Alabama Department of Corrections Commissioner John Hamm said Smith appeared to be “holding his breath as long as he could” and there was “involuntary movement” and gasping.

‘Cruel, inhuman’

“The use of nitrogen gas — it is troubling to us,” White House spokesperson Karine Jean-Pierre told reporters. “We are deeply troubled by it.”

She noted that President Joe Biden suspended federal executions after taking office.

“The president has long said, and has had deep, deep, deep, concerns with how the death penalty is implemented and whether it is consistent with our values,” Jean-Pierre said.

UN human rights chief Volker Turk, the EU and US civil liberties groups expressed concern about the manner of Smith’s execution, which has reignited debate about the use of capital punishment.

“This novel and untested method of suffocation by nitrogen gas may amount to torture, or cruel, inhuman or degrading treatment,” Turk said.

Ravina Shamdasani, spokesperson for the UN human rights office in Geneva, said Smith was “clearly suffering.”

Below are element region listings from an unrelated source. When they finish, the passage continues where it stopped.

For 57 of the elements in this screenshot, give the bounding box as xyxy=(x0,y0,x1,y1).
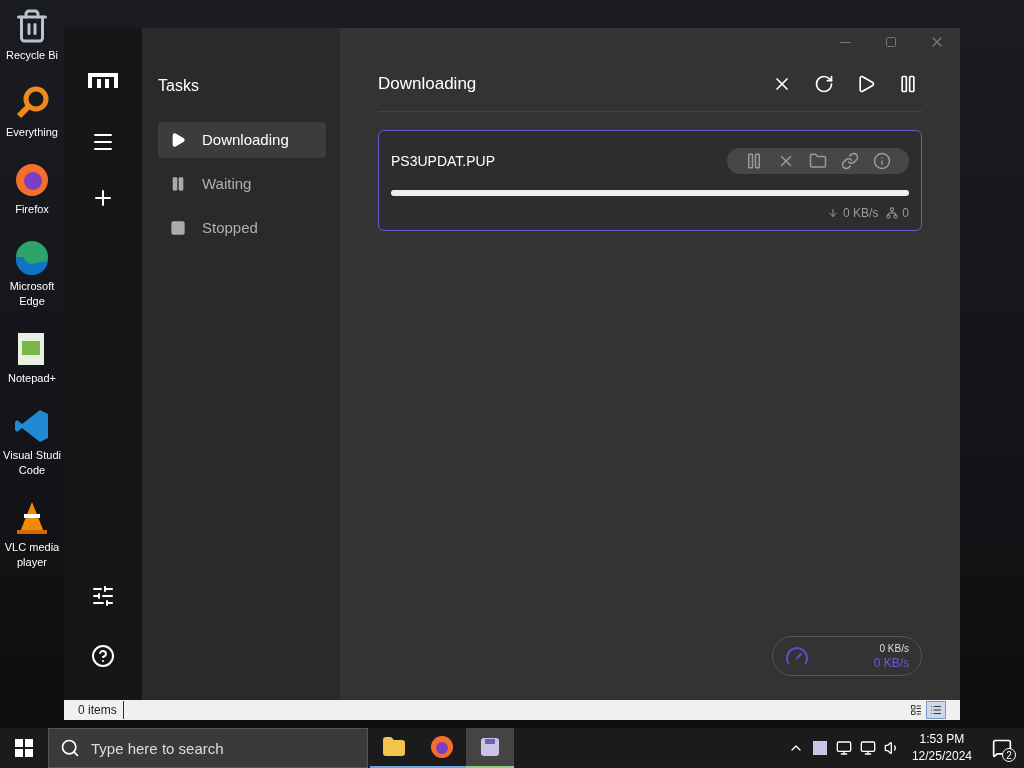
play-icon xyxy=(856,73,876,94)
link-icon[interactable] xyxy=(841,152,859,170)
view-toggle[interactable] xyxy=(926,701,946,719)
traffic-cone-icon xyxy=(14,500,50,536)
play-icon xyxy=(170,132,186,148)
desktop-icon-label[interactable]: Recycle Bi xyxy=(6,48,58,63)
pause-icon xyxy=(170,176,186,192)
taskbar-app-button[interactable] xyxy=(466,728,514,768)
clock-time[interactable]: 1:53 PM xyxy=(919,731,965,748)
desktop-icon-label[interactable]: Notepad+ xyxy=(8,371,56,386)
search-field[interactable]: Type here to search xyxy=(48,728,368,768)
file-name: PS3UPDAT.PUP xyxy=(391,151,496,171)
download-card[interactable]: PS3UPDAT.PUP 0 KB/s 0 xyxy=(378,130,922,231)
list-icon xyxy=(930,704,942,716)
desktop-icon-label[interactable]: Microsoft Edge xyxy=(9,279,55,309)
pause-icon xyxy=(898,73,918,94)
page-title: Downloading xyxy=(378,72,478,95)
upload-speed: 0 KB/s xyxy=(879,642,909,656)
task-filter-item[interactable]: Stopped xyxy=(158,210,326,246)
download-arrow-icon xyxy=(826,207,839,219)
windows-logo-icon xyxy=(15,739,33,757)
code-editor-icon xyxy=(14,408,50,444)
connections-icon xyxy=(886,207,899,219)
task-filter-item[interactable]: Waiting xyxy=(158,166,326,202)
stop-icon xyxy=(170,220,186,236)
browser-globe-icon xyxy=(430,735,454,759)
download-speed: 0 KB/s xyxy=(842,205,879,222)
connection-count: 0 xyxy=(902,205,909,222)
desktop-icon-label[interactable]: Visual Studi Code xyxy=(3,448,61,478)
magnifier-icon xyxy=(14,85,50,121)
minimize-icon xyxy=(839,41,851,43)
download-speed: 0 KB/s xyxy=(873,656,909,670)
maximize-icon xyxy=(885,36,897,48)
settings-icon xyxy=(91,584,115,608)
clock-date[interactable]: 12/25/2024 xyxy=(911,748,972,765)
folder-icon[interactable] xyxy=(809,152,827,170)
wave-circle-icon xyxy=(14,239,50,275)
help-icon xyxy=(91,644,115,668)
desktop-icon-label[interactable]: VLC media player xyxy=(4,540,60,570)
notification-count: 2 xyxy=(1002,748,1016,762)
notifications-button[interactable]: 2 xyxy=(984,728,1020,768)
notification-icon xyxy=(992,738,1012,758)
network-icon[interactable] xyxy=(859,740,876,756)
panel-title: Tasks xyxy=(158,76,200,96)
refresh-icon xyxy=(814,73,834,94)
desktop-icon-label[interactable]: Firefox xyxy=(15,202,49,217)
info-icon[interactable] xyxy=(873,152,891,170)
logo-icon xyxy=(88,72,118,88)
pause-icon[interactable] xyxy=(745,152,763,170)
task-filter-item[interactable]: Downloading xyxy=(158,122,326,158)
recycle-bin-icon xyxy=(14,8,50,44)
item-count: 0 items xyxy=(78,701,124,719)
folder-icon xyxy=(382,735,406,759)
list-icon xyxy=(910,704,922,716)
browser-globe-icon xyxy=(14,162,50,198)
search-icon xyxy=(60,738,80,758)
desktop-icon-label[interactable]: Everything xyxy=(6,125,58,140)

Rather than using such untried methods to conduct executions, “let’s just bring an end to the death penalty,” Shamdasani said. “This is an anachronism that doesn’t belong in the 21st century.”

A spokesperson for the 27-member EU, which opposes the death penalty, denounced the method of execution as “a particularly cruel and unusual punishment.”

After the nitrogen gas was administered, Smith ‘began writhing and thrashing for approximately two to four minutes.’

Yasmin Cader of the American Civil Liberties Union said Smith “should have never been killed, let alone in such a gruesome manner.

“It’s past time for our country to put an end to the death penalty instead of inventing new and more heinous ways of carrying it out,” Cader said.

Smith was sentenced to death for the 1988 murder-for-hire of Elizabeth Sennett, a pastor’s wife.

He and an accomplice, John Parker, were each paid $1,000 to kill Sennett. Parker was executed by lethal injection in 2010.